Elephants/Gabon: Forest elephants are a critically endangered species according to the International Union for Conservation of Nature (savanna elephants are “endangered”). Nowadays, only Gabon, northern Republic of Congo, northern Botswana, northern Tanzania and northern Kenya have “high quality habitat and stable elephant populations”. Elephants are difficult to count – a new method is to collect dung samples and use DNA analysis.
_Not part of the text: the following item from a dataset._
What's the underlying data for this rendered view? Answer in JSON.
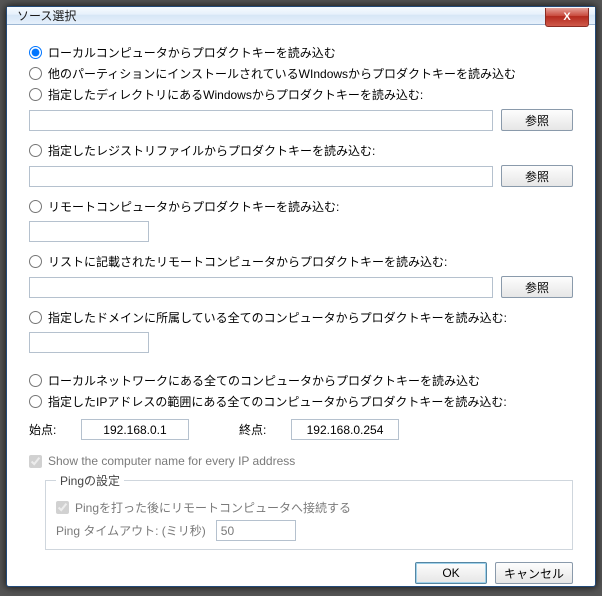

For Gabon, on this basis, total forest elephant population was estimated at 95,110. Unlike elsewhere, human presence does not inversely correlate with elephant presence, indicating that there is relatively little elephant poaching. “In the very lightly populated rural regions, there may be roughly one elephant for every twenty inhabitants.”
https://theconversation.com/a-first-for-large-african-mammals-dna-used-to-count-gabons-endangered-forest-elephants-178233

Equatorial Guinea: Four explosions last March at the Nkoa-Ntoma army camp in the capital Bata killed 107 and injured 615 in the area. With two soldiers in the meantime sentenced to 35 respectively 50 years in prison for negligence, the government has announced the release of 1.16m USD in compensation: 13,000 USD will be paid for fatalities and 7,000 USD for lost limbs.
BBC Africa Live 07 March 2022. 11:51

Kenya: A video of a woman car driver aggressed by boda boda drivers is creating outrage. In it, “the woman is screaming and struggling to push off the hands of men who were trying to undress her while others ordered that she be removed from inside the car. The rowdy gang stripped the woman half-naked.” Reputedly, she had been involved in an accident with a boda boda driver. “(W)henever one of them is involved in a traffic accident they are known to show up at the scene in large numbers, hooting, harassing motorists and threatening to lynch car drivers.”
BBC Africa Live 07 March 2022. 14:52

Malawi: The government is not doing enough against corruption. Catholic bishops in a pastoral letter say they are surprised how “weak and indecisive” the government reacted, seen that the President’s main focus in his election campaign was anti-corruption. The government has promised that it will “engage with the bishops on the issues raised”.
BBC Africa Live 07 March 2022. 16:02




06 March 2022

Less equal than others: The war in Ukraine shows that “not all armed conflicts are treated with the same lack of resolve that much of the fighting in Africa gets.” Tigray is a case in point. And the bloody war in Cameroon is hardly ever mentioned in the rich world’s media. But of course, Africans are not similar to the Ukrainians, not (only) because African refugees are not (all) “prosperous, middle-class people” and some of them are “obviously refugees trying to get away from areas in the Middle East or North Africa”, but also because of pure and simple racism.